By the end of this lesson, learners should:

  • identify some of their own fixed or growth mindsets
  • connect their own mindsets and their own behaviour
  • "catch" and challenge their own fixed mindsets

PART 2- (10 MINUTES)

Discuss: How can we challenge our fixed mindsets?

What is the moral of the story "the tortoise and the hare".

What's the problem with that moral?

In real life, who really wins the race?


PART 3- (15 MINUTES)

Where do you have a fixed mindset?

How does your mindset affect your behaviour in this area? How do you perform in this area? Discuss the same for growth mindsets.

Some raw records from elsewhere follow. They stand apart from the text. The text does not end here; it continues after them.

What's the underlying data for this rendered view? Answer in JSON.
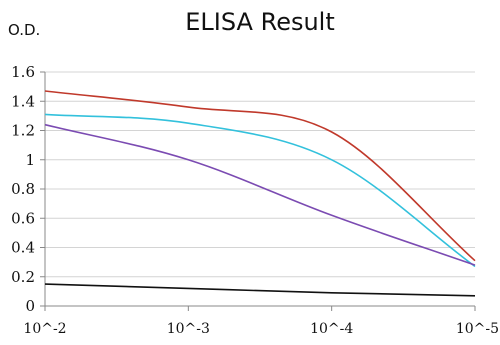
{
  "chart_data": {
    "type": "line",
    "title": "ELISA Result",
    "ylabel": "O.D.",
    "xlabel": "",
    "x_ticks": [
      "10^-2",
      "10^-3",
      "10^-4",
      "10^-5"
    ],
    "y_ticks": [
      "0",
      "0.2",
      "0.4",
      "0.6",
      "0.8",
      "1",
      "1.2",
      "1.4",
      "1.6"
    ],
    "ylim": [
      0,
      1.6
    ],
    "x_scale": "log (decreasing dilution)",
    "grid": "horizontal",
    "legend": "none",
    "series": [
      {
        "color": "#c0392b",
        "x": [
          "10^-2",
          "10^-3",
          "10^-4",
          "10^-5"
        ],
        "y": [
          1.47,
          1.36,
          1.19,
          0.31
        ]
      },
      {
        "color": "#33c1dc",
        "x": [
          "10^-2",
          "10^-3",
          "10^-4",
          "10^-5"
        ],
        "y": [
          1.31,
          1.25,
          1.0,
          0.27
        ]
      },
      {
        "color": "#7b4bb2",
        "x": [
          "10^-2",
          "10^-3",
          "10^-4",
          "10^-5"
        ],
        "y": [
          1.24,
          1.0,
          0.62,
          0.28
        ]
      },
      {
        "color": "#111111",
        "x": [
          "10^-2",
          "10^-3",
          "10^-4",
          "10^-5"
        ],
        "y": [
          0.15,
          0.12,
          0.09,
          0.07
        ]
      }
    ]
  }
}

Identify three areas in your life where your skills have grown in the last 5-10 years.


PART 4- (10 MINUTES)

GOTCHA! CATCH THE FIXED MINDSET

When you hear the fixed mindset voice, talk back with the growth mindset voice. Much like in this activity, we should try to catch the fixed mindset in our own life.


REFLECTIONS FOR A LEADER

With a growth mindset, we understand that we can continue to grow as a leader- if we commit to our own development. Also, as key take away form this lesson from a leadership perspective is to remember that those who follow us are also capable of a great deal of growth. This would be a worthwhile discussion point for a group of leaders.